Monetary Policy Week in Review: 31 March to 04 April 2014
The central banks of Brazil and Ghana raised their policy rates last week as six other central banks left their rates unchanged, including the the European Central Bank (ECB), which nevertheless took a major step forward toward launching some form of unconventional monetary measure if inflation threatens to remain at the current low level.
Despite the two rate rises, the Global Monetary Policy Rate (GMPR) – the average policy rate of 90 central banks followed by Central Bank News – remained steady at 5.56 percent from the end of March, but was up from 5.55 percent at the end of February and 5.53 percent at the end of January, illustrating how monetary policy worldwide is slowly but surely tightening.

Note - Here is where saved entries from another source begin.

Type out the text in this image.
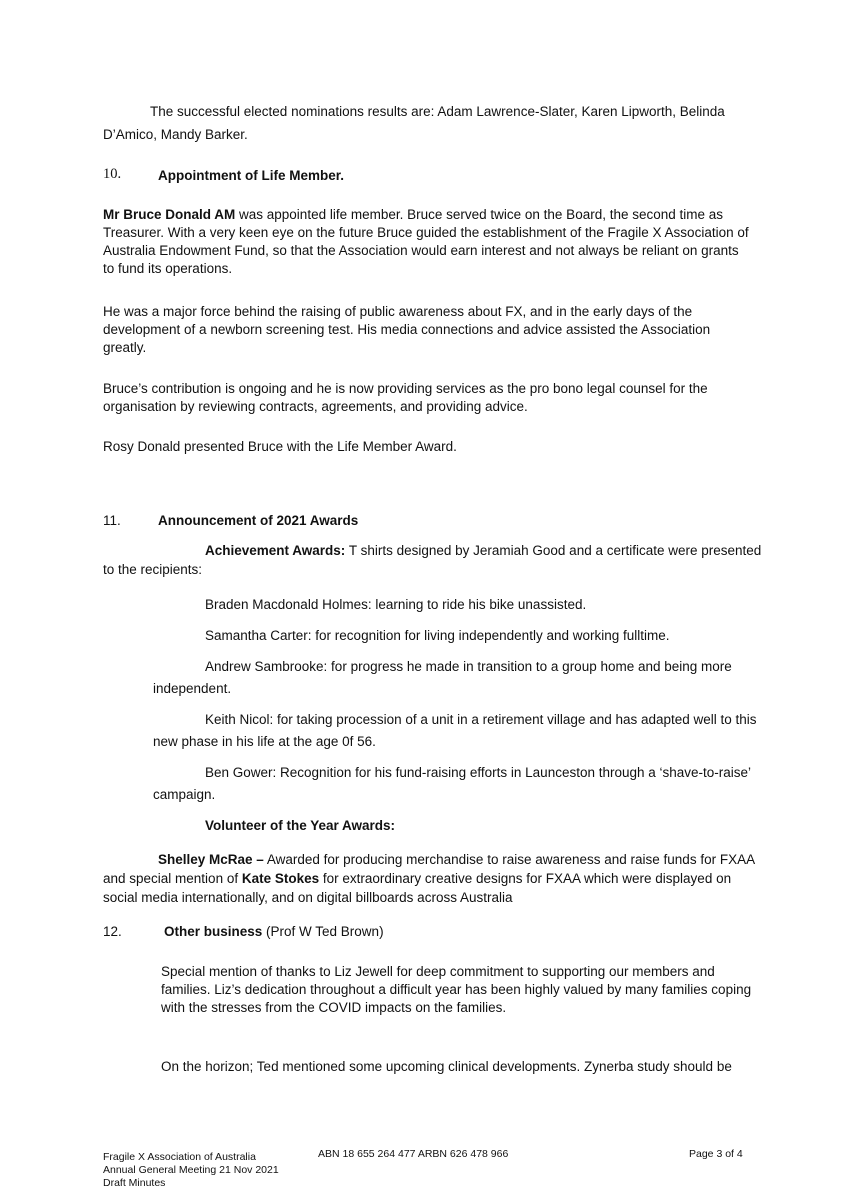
The successful elected nominations results are: Adam Lawrence-Slater, Karen Lipworth, Belinda
D’Amico, Mandy Barker.
10.	Appointment of Life Member.
Mr Bruce Donald AM was appointed life member. Bruce served twice on the Board, the second time as
Treasurer. With a very keen eye on the future Bruce guided the establishment of the Fragile X Association of
Australia Endowment Fund, so that the Association would earn interest and not always be reliant on grants
to fund its operations.
He was a major force behind the raising of public awareness about FX, and in the early days of the
development of a newborn screening test. His media connections and advice assisted the Association
greatly.
Bruce’s contribution is ongoing and he is now providing services as the pro bono legal counsel for the
organisation by reviewing contracts, agreements, and providing advice.
Rosy Donald presented Bruce with the Life Member Award.
11.	Announcement of 2021 Awards
Achievement Awards: T shirts designed by Jeramiah Good and a certificate were presented
to the recipients:
Braden Macdonald Holmes: learning to ride his bike unassisted.
Samantha Carter: for recognition for living independently and working fulltime.
Andrew Sambrooke: for progress he made in transition to a group home and being more
independent.
Keith Nicol: for taking procession of a unit in a retirement village and has adapted well to this
new phase in his life at the age 0f 56.
Ben Gower: Recognition for his fund-raising efforts in Launceston through a ‘shave-to-raise’
campaign.
Volunteer of the Year Awards:
Shelley McRae – Awarded for producing merchandise to raise awareness and raise funds for FXAA
and special mention of Kate Stokes for extraordinary creative designs for FXAA which were displayed on
social media internationally, and on digital billboards across Australia
12.	Other business (Prof W Ted Brown)
Special mention of thanks to Liz Jewell for deep commitment to supporting our members and
families. Liz’s dedication throughout a difficult year has been highly valued by many families coping
with the stresses from the COVID impacts on the families.
On the horizon; Ted mentioned some upcoming clinical developments. Zynerba study should be
Fragile X Association of Australia
Annual General Meeting 21 Nov 2021
Draft Minutes
ABN 18 655 264 477 ARBN 626 478 966	Page 3 of 4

Through the first 14 weeks of this year, policy rates have been raised 13 times, or 9.7 percent of this year’s 134 policy decisions by the 90 central banks, up from 8.7 percent from the previous week.
But on a global scale, economic growth is still sluggish and inflation low, with the result that monetary policy is still being loosened in some countries. So far this year, policy rates have been cut 15 times, or 11 percent of this year’s policy decisions, down from 12 percent at the end of the previous week and 14 percent at the end of February. The main events in global monetary policy last week were the policy decisions by the ECB and the Central Bank of Brazil.
The ECB once again dashed hopes for a rate cut or some type of unconventional policy measure, such as quantitative easing or a negative deposit rate, amid renewed concerns over deflation.
Nevertheless, the ECB took a major step forward in preparing financial markets and investors for the possibility of introducing some form of quantitative easing if inflation does not start to rise soon.
Inflation in the euro zone fell to 0.5 percent in March from 0.7 percent in February and has now remained under 2 percent for the last 14 months. The ECB targets inflation of close to, but below 2 percent.